HTML5 data communications

Cross-document messaging, WebSockets, and other HTML5 APIs bolster website and browser interactivity

By Peter Wayner, InfoWorld |  Software, HTML5

The information is bundled in the header of the document, which places it a bit out of reach of the average HTML coder. The server itself must be reconfigured to include parameters like these:

Access-Control-Allow-Origin: http://infoworld.com Access-Control-Max-Age: 10000 Access-Control-Allow-Methods: PUT, DELETE

Any website that receives this will be able to put and delete data from InfoWorld.com for all of 10,000 seconds. The original website, in essence, is giving the software the permission to call up someone else for extra data. The deadline may be useful for closing out sessions and blocking access when people inadvertently leave windows open.

WebSockets When AJAX calls take a long time to complete, they traditionally fail with a time-out. This may be acceptable for basic tasks like collecting the latest headlines, but the eventual time-out makes it a bit trickier to implement interactive websites. Developers have traditionally worked around the problem by polling the server frequently.

The WebSocket API is an attempt to avoid all of the constant browser reconnections by digging deeper into the TCP stack to allow connections that stay up waiting for information to return.
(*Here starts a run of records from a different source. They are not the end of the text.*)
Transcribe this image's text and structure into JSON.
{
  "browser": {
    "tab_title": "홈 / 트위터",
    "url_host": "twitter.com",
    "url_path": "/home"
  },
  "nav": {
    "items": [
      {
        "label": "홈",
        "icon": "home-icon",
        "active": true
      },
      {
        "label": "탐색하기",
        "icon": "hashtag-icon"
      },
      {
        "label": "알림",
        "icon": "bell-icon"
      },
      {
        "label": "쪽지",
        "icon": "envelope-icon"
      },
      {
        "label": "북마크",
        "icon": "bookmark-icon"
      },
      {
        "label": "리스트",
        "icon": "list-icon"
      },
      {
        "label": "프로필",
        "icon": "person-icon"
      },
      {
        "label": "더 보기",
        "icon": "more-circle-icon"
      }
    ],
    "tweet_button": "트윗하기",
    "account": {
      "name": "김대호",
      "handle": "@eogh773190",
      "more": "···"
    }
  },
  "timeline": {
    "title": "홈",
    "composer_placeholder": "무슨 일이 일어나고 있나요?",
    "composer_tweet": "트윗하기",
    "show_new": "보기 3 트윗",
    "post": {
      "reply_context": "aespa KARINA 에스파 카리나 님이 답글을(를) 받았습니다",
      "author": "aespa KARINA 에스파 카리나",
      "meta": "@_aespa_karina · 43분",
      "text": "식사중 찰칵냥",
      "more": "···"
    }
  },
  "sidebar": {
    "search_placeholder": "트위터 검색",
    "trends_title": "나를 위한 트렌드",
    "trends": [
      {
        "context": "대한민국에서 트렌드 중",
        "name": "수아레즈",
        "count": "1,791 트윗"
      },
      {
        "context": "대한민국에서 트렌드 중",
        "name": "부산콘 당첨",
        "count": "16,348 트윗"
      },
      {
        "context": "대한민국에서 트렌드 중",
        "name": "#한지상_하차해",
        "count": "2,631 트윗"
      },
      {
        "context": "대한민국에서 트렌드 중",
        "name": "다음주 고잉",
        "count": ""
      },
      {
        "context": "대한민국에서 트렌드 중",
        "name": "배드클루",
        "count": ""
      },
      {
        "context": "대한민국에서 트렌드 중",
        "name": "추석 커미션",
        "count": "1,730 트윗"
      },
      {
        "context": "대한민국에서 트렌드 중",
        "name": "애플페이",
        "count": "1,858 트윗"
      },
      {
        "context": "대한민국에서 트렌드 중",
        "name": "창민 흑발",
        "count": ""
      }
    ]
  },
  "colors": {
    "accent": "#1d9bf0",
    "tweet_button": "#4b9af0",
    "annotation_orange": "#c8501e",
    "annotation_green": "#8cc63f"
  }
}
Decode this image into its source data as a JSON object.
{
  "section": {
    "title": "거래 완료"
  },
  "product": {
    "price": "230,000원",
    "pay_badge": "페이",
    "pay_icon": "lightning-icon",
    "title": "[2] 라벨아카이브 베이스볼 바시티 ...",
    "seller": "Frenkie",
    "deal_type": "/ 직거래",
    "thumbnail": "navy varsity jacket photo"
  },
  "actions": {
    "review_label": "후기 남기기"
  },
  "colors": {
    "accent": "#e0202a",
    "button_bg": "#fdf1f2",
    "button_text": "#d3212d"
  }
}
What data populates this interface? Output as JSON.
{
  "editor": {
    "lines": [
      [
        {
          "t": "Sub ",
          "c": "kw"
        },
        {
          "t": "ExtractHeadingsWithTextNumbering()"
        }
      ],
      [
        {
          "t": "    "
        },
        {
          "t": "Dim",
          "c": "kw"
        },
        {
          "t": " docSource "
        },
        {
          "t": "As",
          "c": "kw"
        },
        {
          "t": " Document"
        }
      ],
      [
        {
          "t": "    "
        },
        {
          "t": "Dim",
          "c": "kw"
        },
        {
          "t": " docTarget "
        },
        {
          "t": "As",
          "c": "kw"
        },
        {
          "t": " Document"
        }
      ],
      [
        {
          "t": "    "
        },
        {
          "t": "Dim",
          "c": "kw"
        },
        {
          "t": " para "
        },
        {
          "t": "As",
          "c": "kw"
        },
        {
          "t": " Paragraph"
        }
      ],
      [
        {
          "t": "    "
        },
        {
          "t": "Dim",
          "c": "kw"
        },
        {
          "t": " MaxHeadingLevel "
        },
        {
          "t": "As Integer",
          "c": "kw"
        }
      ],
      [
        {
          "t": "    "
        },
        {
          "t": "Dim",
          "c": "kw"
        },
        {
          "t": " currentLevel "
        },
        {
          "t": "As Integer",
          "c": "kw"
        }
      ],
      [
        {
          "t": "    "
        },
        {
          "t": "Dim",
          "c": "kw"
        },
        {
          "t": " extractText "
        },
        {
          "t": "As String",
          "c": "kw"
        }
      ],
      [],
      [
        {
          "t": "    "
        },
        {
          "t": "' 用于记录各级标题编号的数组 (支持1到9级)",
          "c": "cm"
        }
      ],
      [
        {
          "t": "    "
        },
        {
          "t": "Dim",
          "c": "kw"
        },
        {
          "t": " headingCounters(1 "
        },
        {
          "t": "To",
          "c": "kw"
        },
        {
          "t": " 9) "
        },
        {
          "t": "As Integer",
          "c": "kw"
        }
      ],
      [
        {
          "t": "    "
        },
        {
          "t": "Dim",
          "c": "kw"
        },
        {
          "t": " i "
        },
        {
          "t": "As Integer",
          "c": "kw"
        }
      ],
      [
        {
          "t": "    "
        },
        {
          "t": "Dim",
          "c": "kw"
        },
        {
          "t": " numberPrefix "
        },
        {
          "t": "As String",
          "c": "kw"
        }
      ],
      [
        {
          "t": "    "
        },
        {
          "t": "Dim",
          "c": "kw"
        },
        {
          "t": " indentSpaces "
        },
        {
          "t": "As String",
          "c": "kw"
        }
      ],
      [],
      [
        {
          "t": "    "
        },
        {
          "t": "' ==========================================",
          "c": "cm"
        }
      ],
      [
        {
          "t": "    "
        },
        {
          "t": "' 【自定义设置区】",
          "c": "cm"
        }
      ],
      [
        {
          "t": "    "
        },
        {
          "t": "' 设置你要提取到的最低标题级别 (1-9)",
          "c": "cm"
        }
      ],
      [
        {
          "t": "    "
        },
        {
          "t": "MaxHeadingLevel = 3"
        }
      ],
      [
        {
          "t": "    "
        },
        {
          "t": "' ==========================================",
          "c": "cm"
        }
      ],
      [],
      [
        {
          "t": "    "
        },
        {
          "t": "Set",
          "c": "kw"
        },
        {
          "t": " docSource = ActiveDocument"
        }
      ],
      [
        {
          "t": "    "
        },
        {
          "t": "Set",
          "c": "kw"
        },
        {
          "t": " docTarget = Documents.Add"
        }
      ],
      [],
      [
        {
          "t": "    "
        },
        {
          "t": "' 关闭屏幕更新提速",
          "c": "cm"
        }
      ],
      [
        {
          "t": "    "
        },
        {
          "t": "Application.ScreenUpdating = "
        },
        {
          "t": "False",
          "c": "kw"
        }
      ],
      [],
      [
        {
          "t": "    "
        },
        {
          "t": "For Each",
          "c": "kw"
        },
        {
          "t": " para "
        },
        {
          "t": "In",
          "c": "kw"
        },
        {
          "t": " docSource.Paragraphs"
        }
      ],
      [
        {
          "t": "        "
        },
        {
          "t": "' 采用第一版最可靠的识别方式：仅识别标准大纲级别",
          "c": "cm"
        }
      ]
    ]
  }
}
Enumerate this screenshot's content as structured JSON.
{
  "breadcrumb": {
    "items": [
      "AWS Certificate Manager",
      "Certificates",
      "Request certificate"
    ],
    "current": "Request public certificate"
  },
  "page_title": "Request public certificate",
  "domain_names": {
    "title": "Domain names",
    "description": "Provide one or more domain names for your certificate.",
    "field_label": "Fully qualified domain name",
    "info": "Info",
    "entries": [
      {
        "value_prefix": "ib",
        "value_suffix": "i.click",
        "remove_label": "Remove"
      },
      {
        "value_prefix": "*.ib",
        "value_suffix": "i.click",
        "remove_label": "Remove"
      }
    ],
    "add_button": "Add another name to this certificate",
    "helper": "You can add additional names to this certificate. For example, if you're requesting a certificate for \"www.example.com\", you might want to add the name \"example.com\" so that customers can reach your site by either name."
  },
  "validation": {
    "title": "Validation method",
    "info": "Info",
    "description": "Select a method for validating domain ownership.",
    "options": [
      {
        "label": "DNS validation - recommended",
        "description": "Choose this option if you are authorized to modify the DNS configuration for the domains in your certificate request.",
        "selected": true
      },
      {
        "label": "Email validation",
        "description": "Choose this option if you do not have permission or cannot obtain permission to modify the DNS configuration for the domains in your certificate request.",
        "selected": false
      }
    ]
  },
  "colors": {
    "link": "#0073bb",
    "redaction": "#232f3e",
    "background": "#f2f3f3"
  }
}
When the WebSocket object is implemented, functions are created for listening for new data with the onmessage field. Data can also be sent to the server when necessary.

Many of the browsers -- including Chrome, Firefox, Opera, and Safari -- already support WebSockets, but this doesn't mean it's easy to turn them on and start doing wonderful things. The servers must also be upgraded, and this is a topic for an entirely different article. Kaazing, for instance, is one Web server with a JavaScript engine for operating on the incoming communications.

Do the connections really stay open? Ha! This is the Web we're talking about, a world where ISPs still routinely promise "unlimited" data transfer over 25Mbps links -- honest, promise. Programmers need to assume that the connection will fail from time to time, even though it will stay open long enough to save the need for constant polling.